São necessárias uma série de procedimentos. Cada livro exige um tipo de cuidado em sua manutenção. Quando há traça tem ser passado o veneno próprio. O ideal é a dedetização. Na prateleira não se põe ela inteira cheia de livros, uma vez por semana, a cada quinze dias, você pega o livro e limpa, muda de lugar na estante. Vai limpando o lugar e o livro. Isso evita que a traça venha. Os livros muito antigos são mais delicados. Temos lá na biblioteca uma bíblia do século XIX. Ela fica quebradiça, é mandada para especialistas arrumarem, dá para ler, não fica muito bonito, mas recupera.
A senhora usa internet?
Uso! Acho que o livro digital não vai substituir o livro em papel. Hoje temos inúmeras obras na internet.
Por que dizem que o brasileiro não lê?
Há o fator custo, mas também não há interesse em ler. O pouco que lêem é em sua maioria leitura de consumo.
Qual é a melhor forma de incentivar a leitura?

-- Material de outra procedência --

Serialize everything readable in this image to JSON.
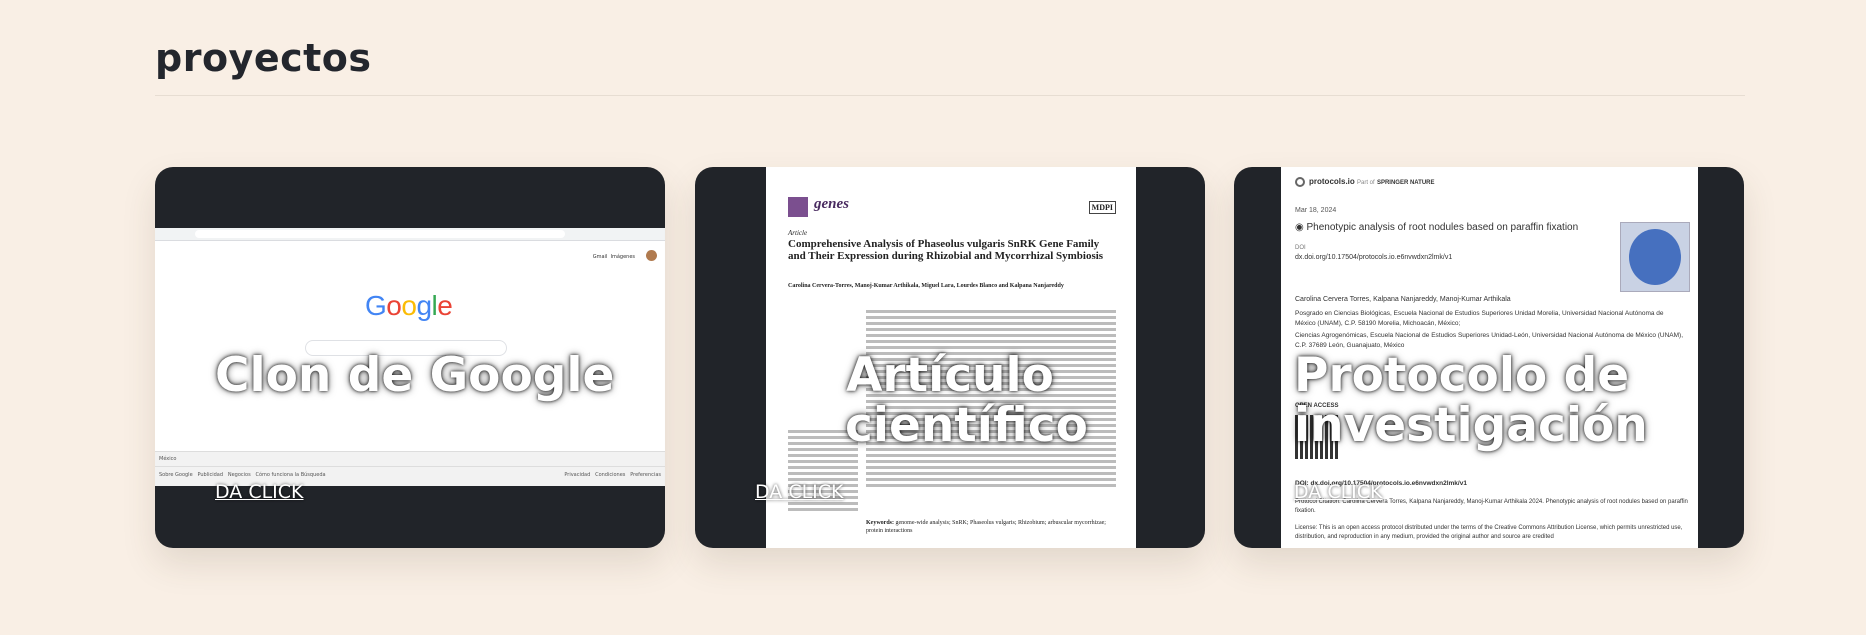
{
  "section": {
    "title": "proyectos"
  },
  "projects": [
    {
      "title": "Clon de Google",
      "link": "DA CLICK",
      "preview": {
        "logo": "Google",
        "header_links": [
          "Gmail",
          "Imágenes"
        ],
        "country": "México",
        "footer_left": [
          "Sobre Google",
          "Publicidad",
          "Negocios",
          "Cómo funciona la Búsqueda"
        ],
        "footer_right": [
          "Privacidad",
          "Condiciones",
          "Preferencias"
        ]
      }
    },
    {
      "title": "Artículo científico",
      "link": "DA CLICK",
      "preview": {
        "journal": "genes",
        "publisher": "MDPI",
        "kind": "Article",
        "paper_title": "Comprehensive Analysis of Phaseolus vulgaris SnRK Gene Family and Their Expression during Rhizobial and Mycorrhizal Symbiosis",
        "authors": "Carolina Cervera-Torres, Manoj-Kumar Arthikala, Miguel Lara, Lourdes Blanco and Kalpana Nanjareddy",
        "keywords_label": "Keywords:",
        "keywords": "genome-wide analysis; SnRK; Phaseolus vulgaris; Rhizobium; arbuscular mycorrhizae; protein interactions"
      }
    },
    {
      "title": "Protocolo de investigación",
      "link": "DA CLICK",
      "preview": {
        "brand": "protocols.io",
        "partof": "Part of",
        "springer": "SPRINGER NATURE",
        "date": "Mar 18, 2024",
        "heading": "Phenotypic analysis of root nodules based on paraffin fixation",
        "doi_label": "DOI",
        "doi": "dx.doi.org/10.17504/protocols.io.e6nvwdxn2lmk/v1",
        "authors": "Carolina Cervera Torres, Kalpana Nanjareddy, Manoj-Kumar Arthikala",
        "affil1": "Posgrado en Ciencias Biológicas, Escuela Nacional de Estudios Superiores Unidad Morelia, Universidad Nacional Autónoma de México (UNAM), C.P. 58190 Morelia, Michoacán, México;",
        "affil2": "Ciencias Agrogenómicas, Escuela Nacional de Estudios Superiores Unidad-León, Universidad Nacional Autónoma de México (UNAM), C.P. 37689 León, Guanajuato, México",
        "open_access": "OPEN ACCESS",
        "doi_full": "DOI: dx.doi.org/10.17504/protocols.io.e6nvwdxn2lmk/v1",
        "citation": "Protocol Citation: Carolina Cervera Torres, Kalpana Nanjareddy, Manoj-Kumar Arthikala 2024. Phenotypic analysis of root nodules based on paraffin fixation.",
        "license": "License: This is an open access protocol distributed under the terms of the Creative Commons Attribution License, which permits unrestricted use, distribution, and reproduction in any medium, provided the original author and source are credited"
      }
    }
  ]
}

Se o custo do livro for menor já ajuda muito. Na escola eles pegavam muitos livros na biblioteca. Às vezes a criança ainda não sabia ler, mas a mãe lia para eles. Os pais são responsáveis em incentivar a leitura. Pelo fato de que eu gosto de leitura, todos os meus filhos gostam de ler. A família deve motivar, com o passar do tempo a própria criança irá mostrar sua vocação para leitura.
Sob o ponto de vista da senhora qual é a importância do livro para a humanidade?
É uma estrada interminável. Uma casa sem livros é uma casa meio morta.
O Estado deveria ter uma política voltada para incentivar a leitura?
Acho sim. Lembro-me que em Piracicaba chegaram a fazer um ônibus que estacionava em determinados pontos e oferecia livros emprestados. (Atualmente no Parque da Rua do Porto, aos domingos pela manhã, são colocados livros para doação, assim como os jornais do dia para leitura no local). Eu tenho uma passagem bastante curiosa que aconteceu comigo e com o meu neto Ricardo, ele morava com a minha filha e sua família em São Paulo. Ele telefonou-me dizendo que não ia para a escola porque não sabia fazer a lição. Disse-lhe que pegasse o caderno, eu ia ditar e ele iria escrever. Disse que após escrever deveria ler umas dez vezes, porque se a professora perguntar ele saberia o que tinha escrito. Fui ditando, ele foi escrevendo. No outro dia ele foi para a escola. Na volta a mãe perguntou-lhe como tinha ido, ele disse que ia telefonar para a avó. Ele ligou todo eufórico dizendo: “- Vó! Tomamos dez!”. Hoje ele é adulto, tem um conhecimento geral muito grande, já morou em vários países.